L’État donne le signal, les artistes attendent les actes

Les consignes données par le président de la République en Conseil des ministres sur la protection des artistes et la mise en œuvre de la rémunération pour copie privée ont ravivé les espoirs du secteur culturel. Si le Conseil d’administration de la Sodav salue une avancée politique majeure, elle rappelle que l’effectivité du dispositif reste suspendue à la signature du décret d’application, étape décisive pour une rémunération juste des créateurs.
La Société sénégalaise du droit d’auteur et des droits voisins (Sodav) a exprimé sa satisfaction à la suite des instructions claires données par le président de la République lors du dernier Conseil des ministres, relativement à la protection des artistes et à la valorisation effective de leurs droits, notamment à travers la mise en œuvre de la rémunération pour copie privée (RCP).
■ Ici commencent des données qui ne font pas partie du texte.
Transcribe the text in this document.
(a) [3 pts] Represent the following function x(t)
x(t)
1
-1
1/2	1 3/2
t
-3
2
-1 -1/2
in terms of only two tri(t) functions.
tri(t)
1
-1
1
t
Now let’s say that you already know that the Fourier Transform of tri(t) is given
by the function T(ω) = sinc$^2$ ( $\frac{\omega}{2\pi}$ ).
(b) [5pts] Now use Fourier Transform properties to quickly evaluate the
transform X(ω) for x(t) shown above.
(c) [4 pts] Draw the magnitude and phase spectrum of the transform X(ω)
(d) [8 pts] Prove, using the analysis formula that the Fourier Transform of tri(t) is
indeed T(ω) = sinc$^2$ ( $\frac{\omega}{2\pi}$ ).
Dans un communiqué reçu hier à EnQuête, le Conseil d’administration de la Sodav salue une orientation présidentielle qu’il qualifie de tournant historique dans la reconnaissance des droits des créateurs, artistes, auteurs, interprètes et producteurs au Sénégal. Cette décision s’inscrit dans le cadre de la loi n°2008-09 sur le droit d’auteur et les droits voisins, ainsi que dans le respect des engagements internationaux souscrits par l’État du Sénégal.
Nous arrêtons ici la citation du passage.